CS917 – 2022/23 Coursework 1 - Programming
Deadline: Thursday week 5 (31st October 2024) at 12.00 noon. Please read the entire sheet before starting on Part A.
Background
Through lectures and exercise sheets you have gained some useful experience of the multi-paradigm programming language Python. In this coursework we would like you to use this knowledge to solve a number of real-world problems based on the analysis of cryptocurrency data. The dataset that you will be using is taken from the Bitcoin (BTC) cryptocurrency market, provided by CryptoCompare, a London based global cryptocurrency market data provider.
Data
The data that you need for this coursework is in a single CSV file called cryptocompare_btc.csv, which can be found on the module website. Within the CSV file, each row is formatted as follows:
1. time: epoch timestamp in second (in UTC time zone) – indicates the day
2. high: highest BTC price of the day
3. low: lowest BTC price of the day
4. open: first BTC price of the day
5. close: last BTC price of the day
6. volumefrom: total volume (i.e., the total amount of currency exchanged) of the day in BTC
7. volumeto: total (i.e., the total amount of currency exchanged) volume of the day in USD
The data has been collected in daily between 28 April 2015 and 18 October 2020.
In this coursework, you will have to complete 4 exercises (Parts A, B, C, and D). Each part will be provided with a Python skeleton file (named partx.py – where x = {A, B, C,D}).
***IMPORTANT***: Please use those skeleton files for submission. That is, write your code into those skeleton files, and follow the instructions regarding the recommended types of the input arguments, as well as the return values.
Timestamp vs. date time:
During the coursework, you will need to be able to convert the time in epoch timestamp value to human readable date time and vice versa. You can use the following code to do these conversions:
#Import time module to handle time conversions
import time
import calendar
#Set a timestamp value. Use any valid value here (smallest is 0)
timestamp = 1545730073
#Convert timestamp to a time.struct_time object with UTC time
dt = time.gmtime(timestamp)
#You can print out to see how it looks like. Basically it prints out
a tuple of 9 elements,
#e.g., time.struct_time(tm_year=2018, tm_mon=12, tm_mday=25, tm_hour=9,
tm_min=27, tm_sec=53, tm_wday=1, tm_yday=359, tm_isdst=0)
print(dt)
#Print in human readable string
date_string = time.strftime("%d/%m/%Y", dt)
print(date_string)
#For more about formatting, check https://www.programiz.com/python-
programming/time
#Now we convert from time to epoch timestamp (again, choose a valid
date)
date = “03/11/2020”
#We convert t to epoch timestamp in UTC time zone
timestamp = calendar.timegm(time.strptime(date, "%d/%m/%Y"))

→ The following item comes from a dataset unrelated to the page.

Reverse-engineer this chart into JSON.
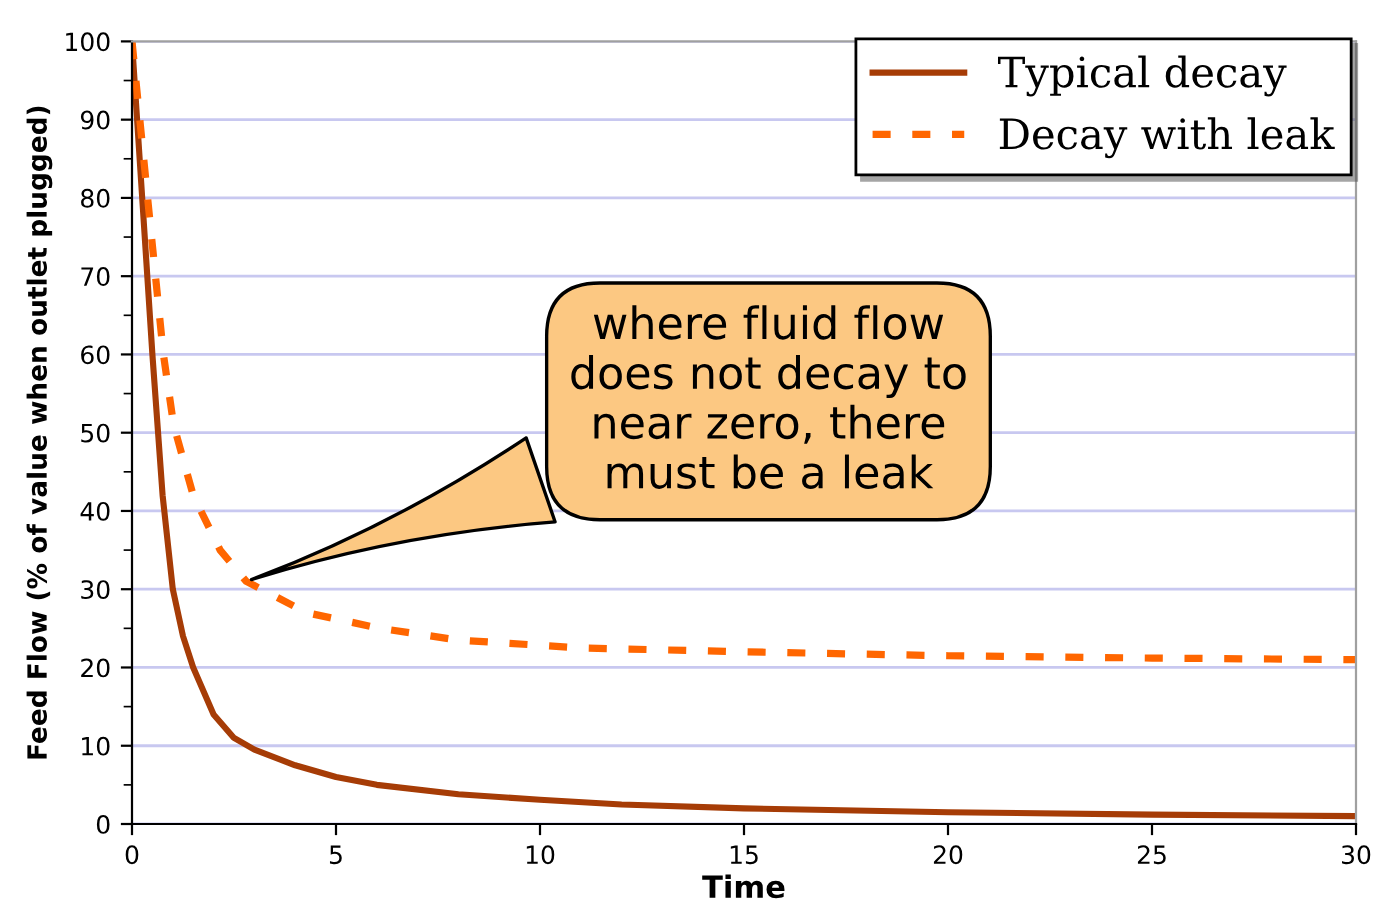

print("UTC time:", utc_time)
***IMPORTANT***: Note that the data contains daylight saving time changes, so when you search for dates between start_date and end_date, please do not search for the exact start and end date values in epoch timestamp, as there might be a slight difference due to the convergence differences caused by the different ways daylight saving times are handled. So I suggest you to do the following simple trick: Instead of searching for the exact start_date, search for those dates in the data where date >= start_date, and similarly, date <= end_date.
Here’s an example for a how to handle it:
for d in range(len(data)):
row = data[d]
if int(row['time']) >= start_epoch and int(row['time']) <=
end_epoch:
{...}
Part A (25 Marks)
In this first part you are required to define 5 functions.
A1. The first of these functions is
highest_price(data, start_date, end_date) -> float
which given the data, a start date, and an end date (both are string with “dd/mm/yyyy” format) will return a positive or negative floating point number that is the highest price of the BTC currency in bitcoin within the given period.
A2. The second function
lowest_price(data, start_date, end_date) -> float
which given the data, a start date, and an end date (both are string with “dd/mm/yyyy” format) will return a positive or negative floating point number (accurate to 2 decimal places) that is the lowest price of the BTC currency in bitcoin within the given period.
A3. The third function
max_volume(data, start_date, end_date) -> float
which given the data, a start date, and an end date (both are string with “dd/mm/yyyy” format) will return a floating point number that is the maximal daily amount of exchanged BTC currency of a single day within the given period.
Update (31/10/2020): I have added the missing word here (max daily amount) to clarify what I would like you to return!
A4. The fourth function
best_avg_price(data, start_date, end_date) -> float
which given the data, a start date, and an end date (both are string with “dd/mm/yyyy” format) will return a highest daily average price of a single BTC coin in USD within the given period. To calculate the average price of a single BTC coin of a day, we take the ratio between the total volume in USD and the total volume in BTC (the former divided by the latter).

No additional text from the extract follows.